Tag: 64th Associates

  • 64th Associates, LLC v. Manhattan Eye, Ear & Throat Hospital, 2 N.Y.3d 585 (2004): Judicial Oversight of Not-for-Profit Asset Sales

    64th Associates, LLC v. Manhattan Eye, Ear & Throat Hospital, 2 N.Y.3d 585 (2004)

    When a not-for-profit hospital seeks judicial approval for the sale of its assets, any termination-payment clause or similar damages provision in the sales transaction should be reviewed under the Not-For-Profit Corporation Law (N-PCL) 511 standard of fairness, reasonableness, and furtherance of corporate purpose.

    Summary

    Manhattan Eye, Ear & Throat Hospital (MEETH), a not-for-profit hospital, sought to sell its assets, including buildings, to a real estate developer (64th Associates) and another hospital.
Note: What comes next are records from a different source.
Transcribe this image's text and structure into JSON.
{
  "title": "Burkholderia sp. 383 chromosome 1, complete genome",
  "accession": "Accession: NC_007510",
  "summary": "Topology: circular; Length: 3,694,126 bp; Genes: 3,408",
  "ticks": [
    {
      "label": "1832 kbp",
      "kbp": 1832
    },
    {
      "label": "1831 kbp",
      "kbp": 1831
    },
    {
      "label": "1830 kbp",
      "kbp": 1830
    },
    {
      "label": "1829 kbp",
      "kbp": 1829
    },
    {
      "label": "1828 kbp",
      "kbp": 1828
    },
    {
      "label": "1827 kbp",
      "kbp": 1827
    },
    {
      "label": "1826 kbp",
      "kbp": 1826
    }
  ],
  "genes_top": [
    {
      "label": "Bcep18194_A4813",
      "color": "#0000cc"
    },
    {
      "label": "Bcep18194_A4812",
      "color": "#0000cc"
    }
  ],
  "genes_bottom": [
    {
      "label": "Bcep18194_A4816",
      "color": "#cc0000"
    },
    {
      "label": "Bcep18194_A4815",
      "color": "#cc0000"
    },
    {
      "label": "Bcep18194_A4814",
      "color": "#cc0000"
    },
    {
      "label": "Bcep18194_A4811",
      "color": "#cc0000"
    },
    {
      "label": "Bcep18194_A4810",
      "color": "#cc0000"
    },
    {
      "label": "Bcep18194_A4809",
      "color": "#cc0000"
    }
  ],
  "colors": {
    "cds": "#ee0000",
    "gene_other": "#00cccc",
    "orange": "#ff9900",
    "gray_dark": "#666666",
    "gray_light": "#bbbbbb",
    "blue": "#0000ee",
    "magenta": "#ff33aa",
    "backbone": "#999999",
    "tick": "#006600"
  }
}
The sale contract included a provision requiring MEETH to reimburse the developer’s expenses up to $800,000 if judicial approval for the sale was not obtained. The New York Supreme Court disapproved the sale. 64th Associates then sued MEETH to recover expenses under the reimbursement clause. The lower courts ruled that the judicial disapproval rendered the entire contract, including the reimbursement provision, inoperative. The New York Court of Appeals reversed, holding that the reimbursement provision must be evaluated under N-PCL 511(d) to determine if it is fair, reasonable, and furthers the not-for-profit’s purpose.

    Facts

    MEETH, a not-for-profit hospital, decided to sell its buildings and close the hospital due to financial difficulties. It contracted to sell buildings to 64th Associates for apartments and to Memorial Sloan-Kettering Cancer Center for medical purposes. The contract required MEETH to reimburse 64th Associates for expenses if judicial approval was not obtained, up to $800,000. Because the sale involved a substantial portion of its assets, MEETH was required to seek judicial approval under the Not-For-Profit Corporation Law.

    Procedural History

    MEETH petitioned the Supreme Court for judicial approval of the sale. The Attorney General opposed the sale. The Supreme Court denied MEETH’s petition, disapproving the transaction. 64th Associates then sued MEETH for breach of contract, seeking reimbursement of expenses per the contract’s termination-payment provision. The Supreme Court dismissed the action, holding the contract was inoperative without judicial approval. The Appellate Division affirmed. The Court of Appeals granted leave to appeal.

    Issue(s)

    Whether a termination-payment clause in a contract for the sale of assets by a not-for-profit corporation is subject to review under N-PCL 511(d) to determine if it is fair, reasonable, and furthers the corporation’s purpose, even after the court disapproves the underlying sale.

    Holding

    Yes, because the statute requires that the court examine “the consideration and the terms of the transaction” (N-PCL 511 [d]), which includes all facets of the agreement, encompassing any termination-payment clause or similar damages or reimbursement provision.

    Court’s Reasoning

    The Court of Appeals reasoned that unlike for-profit entities, not-for-profits lack shareholders, necessitating greater public oversight of their finances and major transactions. N-PCL 510 and 511 are designed to “preserve charitable assets to serve public purposes.” The Court held that N-PCL 511’s requirements apply to the contract as a whole, not just the asset sale itself. It emphasized that the statutory language requires the court to examine “the consideration and the terms of the transaction” (N-PCL 511 [d]), encompassing all facets of the agreement. The court reasoned that judicial scrutiny protects not-for-profit organizations against board actions that might be adverse to the entity’s well-being. The Court acknowledged the Attorney General’s argument that such provisions may be valuable to not-for-profits, allowing them to negotiate beneficially. Because the lower courts did not examine the reimbursement provision under the N-PCL 511(d) standard, the Court of Appeals reversed and remitted the matter to the Supreme Court for further proceedings to determine whether the reimbursement provision was fair and reasonable and in furtherance of the not-for-profit’s corporate purpose. The court stated that reimbursement provisions “should be reviewed, whenever appropriate, in the same proceeding and under the same standard in which the court is asked to approve the sale.”